Now Louise has one clear career goal. She wants to inspire more women to take up a trade, and says they shouldn’t be deterred by a traditionally male-dominated field.

Louise said being the minority gender made it challenging to fit in, but she hasn’t regretted taking up heavy vehicle mechanics over her other choice, fashion.

She credits her family and mentor, Raman Badeker, for providing inspiration, is thankful to her employer, the Tractor Shop, for their support, and says WorldSkills Australia has provided many opportunities.

“My time with WorldSkills Australia has encouraged me to achieve greatness,” she says. “The main piece of advice that I could give anyone else who is thinking of entering is that you will get out of it as much as you put in.”

Louise is based in Illawarra and trained at TAFE NSW South Western Sydney Institute. Her hobbies are dirt bike riding, pole dancing and yoga.

 

Hannah Terry is on a mission to make her mark on the electrical industry and wants to inspire the next generation of young females to consider a non-traditional trade.

Hannah, who won gold in Mechatronics at last year’s national WorldSkills competition, began her apprenticeship at Alcoa, before moving to Viva Energy.

“With the right apprenticeship I knew I could really make something of it and the possibilities would be unlimited,” she said.

“The support I’ve received from Viva Energy, the Gordon and G-force has been wonderful and I feel each organisation have gone above and beyond to help me achieve my goals.”

Hannah is keen to inspire young females to pursue a non-traditional trade.

“If I have one piece of advice to other females considering an apprenticeship like mine I’d say, ‘Go for it’,” she said.

“You can achieve anything with the right attitude, passion and a willingness to learn and try your best.”

 

Dusti-Lee Franchi’s career in vehicle painting began in an unlikely place – a hairdressing salon.

Dusti-Lee had started training as a hairdresser but was having doubts about her career choice when inspiration hit.

“I thought, ‘Let’s give fixing cars a go!’” says Dusti-Lee.

“I went and asked for work experience at a panel and paint shop every Thursday and Friday while I was at school.
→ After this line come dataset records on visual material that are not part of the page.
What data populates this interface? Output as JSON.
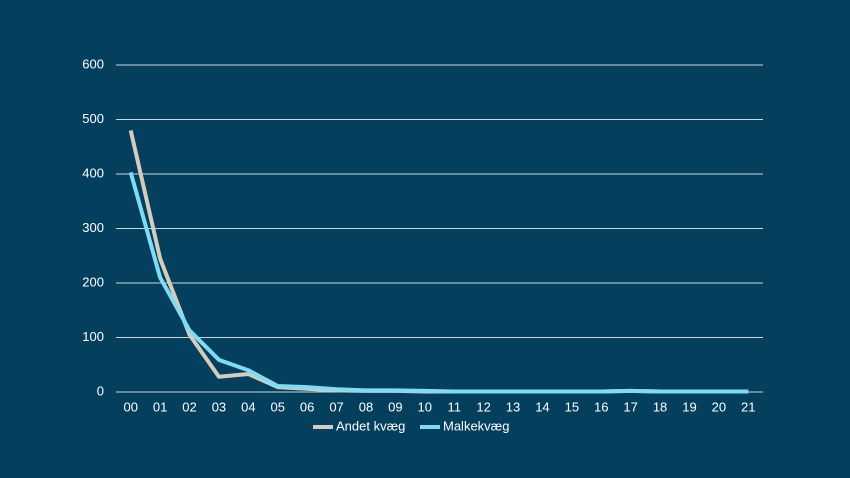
{
  "chart_data": {
    "type": "line",
    "categories": [
      "00",
      "01",
      "02",
      "03",
      "04",
      "05",
      "06",
      "07",
      "08",
      "09",
      "10",
      "11",
      "12",
      "13",
      "14",
      "15",
      "16",
      "17",
      "18",
      "19",
      "20",
      "21"
    ],
    "series": [
      {
        "name": "Andet kvæg",
        "color": "#d4cdbd",
        "values": [
          480,
          245,
          105,
          28,
          33,
          9,
          6,
          3,
          2,
          2,
          1,
          1,
          1,
          1,
          1,
          1,
          1,
          2,
          1,
          1,
          1,
          1
        ]
      },
      {
        "name": "Malkekvæg",
        "color": "#7fdcf5",
        "values": [
          403,
          210,
          113,
          59,
          40,
          11,
          9,
          5,
          3,
          3,
          2,
          1,
          1,
          1,
          1,
          1,
          1,
          2,
          1,
          1,
          1,
          1
        ]
      }
    ],
    "ylim": [
      0,
      600
    ],
    "yticks": [
      0,
      100,
      200,
      300,
      400,
      500,
      600
    ],
    "grid": true,
    "legend": "bottom"
  }
}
They put me in the spray painting side and I absolutely loved it!”

Based in Perth, Dusti-Lee trained at the South Metropolitan TAFE, and has not looked back.

Currently employed by Stokes & Renk, she says the best part about her skill is “seeing the end result”.
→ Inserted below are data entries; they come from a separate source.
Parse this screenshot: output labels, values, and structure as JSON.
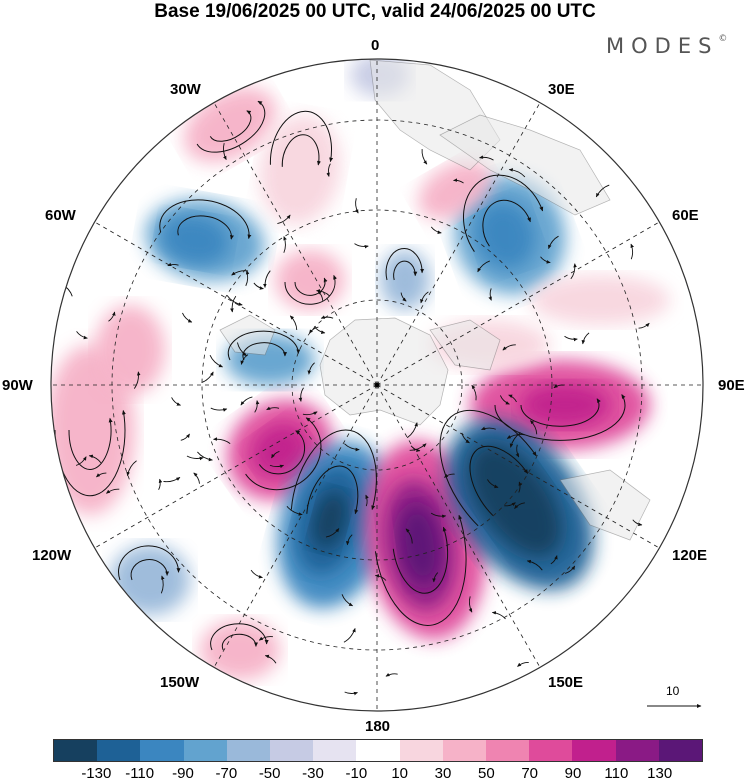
{
  "title": "Base 19/06/2025 00 UTC, valid 24/06/2025 00 UTC",
  "brand": "MODES",
  "brand_mark": "©",
  "longitude_labels": {
    "lon_0": "0",
    "lon_30e": "30E",
    "lon_60e": "60E",
    "lon_90e": "90E",
    "lon_120e": "120E",
    "lon_150e": "150E",
    "lon_180": "180",
    "lon_150w": "150W",
    "lon_120w": "120W",
    "lon_90w": "90W",
    "lon_60w": "60W",
    "lon_30w": "30W"
  },
  "reference_vector": {
    "label": "10"
  },
  "colorbar": {
    "ticks": [
      "-130",
      "-110",
      "-90",
      "-70",
      "-50",
      "-30",
      "-10",
      "10",
      "30",
      "50",
      "70",
      "90",
      "110",
      "130"
    ],
    "colors": [
      "#16405f",
      "#1e6196",
      "#3b86c0",
      "#62a3cf",
      "#9ab9da",
      "#c6cbe4",
      "#e6e3f1",
      "#ffffff",
      "#f8d6df",
      "#f6b2c8",
      "#ef84b1",
      "#df4b9b",
      "#c1208d",
      "#8a1a85",
      "#5b1777"
    ]
  },
  "map_colors": {
    "land": "#e8e8e8",
    "coast": "#777777",
    "grid": "#222222",
    "stream": "#111111"
  }
}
“You then see what all of your hard work has done and it makes it all worth it. The end result is so satisfying, especially knowing that you’re going to make the customer very happy.”
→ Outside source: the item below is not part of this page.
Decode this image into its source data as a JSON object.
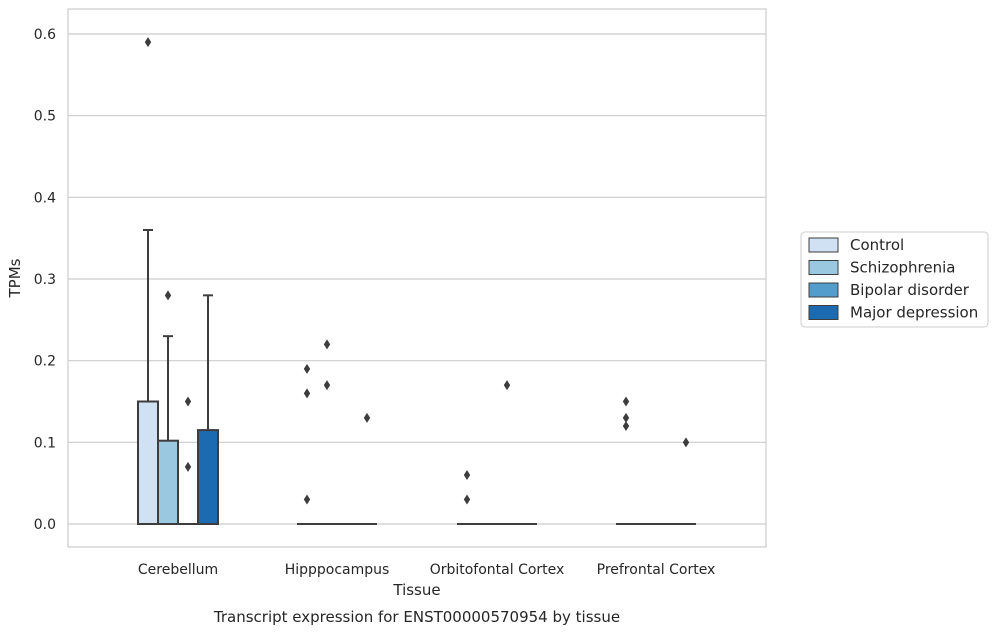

Dusti-Lee says participating in a WorldSkills competition is a “career changer” and anyone thinking about it should “just go for it”.

“Not everyone gets this chance and you would be crazy to turn it up. It has been a life changing experience … it has definitely helped me further my skills in many different ways and helped make me into the best that I could possibly be.”

Dusti-Lee plans to open her own vehicle painting business and pass down her knowledge and experience to the next generation of skilled car painters.